Weniger nodded, gave Richard a sidelong look; he noticed it, but avoided eye contact.

‘Let’s see what your famous supper’s like.’

The start of his spell on duty was unusually quiet. ‘No acute cases?’ Richard asked in Casualty.

‘Not so far.’ Wernstein spread his arms wide. Dreyssiger was looking after a sprained ankle, routine. The nurses were making swabs.

‘Slack tonight.’ Weniger replaced the telephone. ‘My difficult births are — asleep.’

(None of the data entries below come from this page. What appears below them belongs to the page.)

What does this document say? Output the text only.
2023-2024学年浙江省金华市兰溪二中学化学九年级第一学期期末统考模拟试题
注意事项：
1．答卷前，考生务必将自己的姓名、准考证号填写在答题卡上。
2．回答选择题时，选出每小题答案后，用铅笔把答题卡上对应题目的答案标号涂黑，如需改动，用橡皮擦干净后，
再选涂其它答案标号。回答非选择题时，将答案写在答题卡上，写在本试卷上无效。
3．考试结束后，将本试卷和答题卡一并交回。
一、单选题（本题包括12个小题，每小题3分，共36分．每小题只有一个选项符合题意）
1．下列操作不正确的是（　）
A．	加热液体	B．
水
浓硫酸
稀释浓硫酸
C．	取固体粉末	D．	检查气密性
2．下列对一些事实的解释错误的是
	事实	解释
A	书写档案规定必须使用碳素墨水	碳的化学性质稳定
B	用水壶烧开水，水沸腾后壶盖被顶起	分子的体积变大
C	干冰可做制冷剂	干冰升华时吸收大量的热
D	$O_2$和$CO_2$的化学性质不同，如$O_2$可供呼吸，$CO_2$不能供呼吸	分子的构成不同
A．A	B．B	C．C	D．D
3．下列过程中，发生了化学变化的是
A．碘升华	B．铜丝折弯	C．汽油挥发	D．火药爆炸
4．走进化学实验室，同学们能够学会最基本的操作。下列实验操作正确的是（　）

‘Then let’s go over to my place,’ Prokosch, a senior doctor in the Eye Clinic, suggested; he’d been eating in the corner and filling in forms. He was another of the old Leipzig students at the Academy, though he’d qualified two years before Weniger and Richard. He was a brawny, stocky man who looked more like a wrestler than an eye specialist. No one could believe his short fingers, fat as cigars, had the sensitivity and delicacy of touch needed for operations on the eye that often enough, as Prokosch used to say, were as exacting as cutting a tuning fork out of a hair.

‘I’ve got a few cases that’ll interest you two. And we can always get some sleep.’

‘The god of night duty willing,’ said Wolfgang, a male nurse with thirty years’ service behind him. ‘What’s rule number one after it gets dark? Get as much sleep as you can. And be wary of those minutes of quiet — they’re the calm before the storm.’